The Upanishads have been called the Himalayas of the soul. A grand title with more than a suggestion of a loftiness beyond the grasp of ordinary mortals of abstract thought on such an elevated plane that it demands a kind of mental wrestling. Yes there is that too the best things seldom come easily as the texts themselves point out and the spiritual path is as difficult to tread as the edge of a razor.
And yet the power of their words and the beauty of their phrasing lift us into a sphere of instinctive understanding where the mind transcends words to respond to the sweep of an idea. Who can fail to be moved by the description of the lotus of the heart within which is a space where dwells the Atman the self, the Soul, call is what you will. In the Chandogya Upanishad this self is smaller than a grain of rice a canary seed smaller even then the kernel of a canary seed. But the space within the lotus of the heart is infinite as vast and endless as the universe and it holds the heavens and the earth the sun and the moon, fire, lightning and winds for the whole universe is in him and he dwells within our heart. In fact he is us and we are him. Atman within us and Brahman the supreme godhead are one and the same.

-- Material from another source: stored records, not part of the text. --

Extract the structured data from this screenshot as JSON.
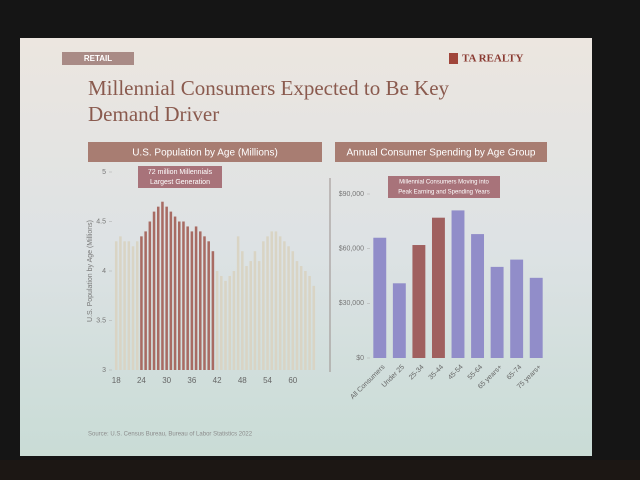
{
  "slide": {
    "tag": "RETAIL",
    "brand": "TA REALTY",
    "title": [
      "Millennial Consumers Expected to Be Key",
      "Demand Driver"
    ],
    "source": "Source: U.S. Census Bureau, Bureau of Labor Statistics 2022"
  },
  "chart_data": [
    {
      "type": "bar",
      "title": "U.S. Population by Age (Millions)",
      "y_label": "U.S. Population by Age (Millions)",
      "annotation": [
        "72 million Millennials",
        "Largest Generation"
      ],
      "x": [
        18,
        19,
        20,
        21,
        22,
        23,
        24,
        25,
        26,
        27,
        28,
        29,
        30,
        31,
        32,
        33,
        34,
        35,
        36,
        37,
        38,
        39,
        40,
        41,
        42,
        43,
        44,
        45,
        46,
        47,
        48,
        49,
        50,
        51,
        52,
        53,
        54,
        55,
        56,
        57,
        58,
        59,
        60,
        61,
        62,
        63,
        64,
        65
      ],
      "values": [
        4.3,
        4.35,
        4.3,
        4.3,
        4.25,
        4.3,
        4.35,
        4.4,
        4.5,
        4.6,
        4.65,
        4.7,
        4.65,
        4.6,
        4.55,
        4.5,
        4.5,
        4.45,
        4.4,
        4.45,
        4.4,
        4.35,
        4.3,
        4.2,
        4.0,
        3.95,
        3.9,
        3.95,
        4.0,
        4.35,
        4.2,
        4.05,
        4.1,
        4.2,
        4.1,
        4.3,
        4.35,
        4.4,
        4.4,
        4.35,
        4.3,
        4.25,
        4.2,
        4.1,
        4.05,
        4.0,
        3.95,
        3.85
      ],
      "colors": [
        "#d9d4c4",
        "#d9d4c4",
        "#d9d4c4",
        "#d9d4c4",
        "#d9d4c4",
        "#d9d4c4",
        "#a86b63",
        "#a86b63",
        "#a86b63",
        "#a86b63",
        "#a86b63",
        "#a86b63",
        "#a86b63",
        "#a86b63",
        "#a86b63",
        "#a86b63",
        "#a86b63",
        "#a86b63",
        "#a86b63",
        "#a86b63",
        "#a86b63",
        "#a86b63",
        "#a86b63",
        "#a86b63",
        "#d9d4c4",
        "#d9d4c4",
        "#d9d4c4",
        "#d9d4c4",
        "#d9d4c4",
        "#d9d4c4",
        "#d9d4c4",
        "#d9d4c4",
        "#d9d4c4",
        "#d9d4c4",
        "#d9d4c4",
        "#d9d4c4",
        "#d9d4c4",
        "#d9d4c4",
        "#d9d4c4",
        "#d9d4c4",
        "#d9d4c4",
        "#d9d4c4",
        "#d9d4c4",
        "#d9d4c4",
        "#d9d4c4",
        "#d9d4c4",
        "#d9d4c4",
        "#d9d4c4"
      ],
      "xlim": [
        17,
        66
      ],
      "xticks": [
        18,
        24,
        30,
        36,
        42,
        48,
        54,
        60
      ],
      "ylim": [
        3,
        5
      ],
      "yticks": [
        3,
        3.5,
        4,
        4.5,
        5
      ]
    },
    {
      "type": "bar",
      "title": "Annual Consumer Spending by Age Group",
      "annotation": [
        "Millennial Consumers Moving into",
        "Peak Earning and Spending Years"
      ],
      "categories": [
        "All Consumers",
        "Under 25",
        "25-34",
        "35-44",
        "45-54",
        "55-64",
        "65 years+",
        "65-74",
        "75 years+"
      ],
      "values": [
        66000,
        41000,
        62000,
        77000,
        81000,
        68000,
        50000,
        54000,
        44000
      ],
      "colors": [
        "#918dc9",
        "#918dc9",
        "#a0605f",
        "#a0605f",
        "#918dc9",
        "#918dc9",
        "#918dc9",
        "#918dc9",
        "#918dc9"
      ],
      "ylim": [
        0,
        90000
      ],
      "yticks": [
        {
          "value": 0,
          "label": "$0"
        },
        {
          "value": 30000,
          "label": "$30,000"
        },
        {
          "value": 60000,
          "label": "$60,000"
        },
        {
          "value": 90000,
          "label": "$90,000"
        }
      ]
    }
  ]
}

This rooted identity is one of the core lessons of the Upanishads. It is borne out be many of its oft-quoted and most famous sayings the Mahavakyas such as Aham Brahmasmi – I am Brahman – the affirmation of the self as divine So ham – he am I – the identity of self and God expressed by the natural movement of our very life force breath the so of inhaling and the ham of exhaling.
This affirmation is brilliantly conveyed in the famous lesson given to Svetakeru by his father Uddalaka, “Tat Tvam Asi” thou art. That subtle essence the spirit of the universe which cannot be seen but is present everywhere. That is Reality in that all beings have their existence. That is also the self Tat Tvam Asi, Thou art That. Thus the divine is not an entity separate from us but rather is within us the higher self in us above this pettings of the ego.
But what are the Upanishads and by what intuitive leap did they set down these truths? There are believed to be literally hundreds of them 200 or 300 according to various scholars 108 according to traditional reckoning of which only a few (between ten and fourteen) are accorded the status of principal texts. Of these the ones in prose such as the Brihad aranyaka and the Kena are considered, older, belonging to the 8th and 7th centuries BC. The Upanishads are also the Vedanta, the end of the Vedas the summation of the truths that have gone before.
And yet if the world of the Vedas is the magnificent vision of wide vistas and endless plains of broad rivers and roaring winds in short natural phenomena deified through incomparable poetry then that of the Upanishads turns inwards to study the nature of the divine and its identity with the self. If the Vedas represent rituals sacrifices and full throated invocations to the Gods the Upanishads seek to answer the age old question: Who am I ?
Not all the answers come with one voice. Indeed there are areas of apparent contradiction but then the ideas do not exclude one another. And the Upanishads represent the collective spiritual experience of a number of great sages truths realized through individual lives and insights of vision not the syllogism of a uniform logic.
In the Upanishads Satya and Ananda are one through Bliss we grasp the Reality that is infinite without end. Om is the sacred sound that reverberates throughout the Vedas and the Upanishads. In shanty peace is evoked in its widest sense as a benison for the individual as well as for all mankind and the physical world that surrounds us. Anant is the spirit of the infinite the infinite which is bliss and Atman is the encompassing beginning with the simple and moving prayer for harmony. But the Anand of the Taittiriya Upanishad is the culmination of the pathway to Brahman the evolution from food through vitality the mind and wisdom to the ultimate Bliss linked aspects that make us realize the essential unity of life. In the end the perceiver and the perceived are one all is Brahman all is joy.
Impossible to encompass the vastness of these texts or to give more than the merest glimpse of their astonishing intuitions and compassionate outlook. But says the Kena Upanishads of Brahman he comes to the Self in the wonder of a flash of vision and if during this album you experience that wonder that flash, then the beginning of a connection has been made. The beginning of a journey in the words of the invocation from the Brihad aranyaka Upanishad from the unreal to the real from darkness to light from death to immortality.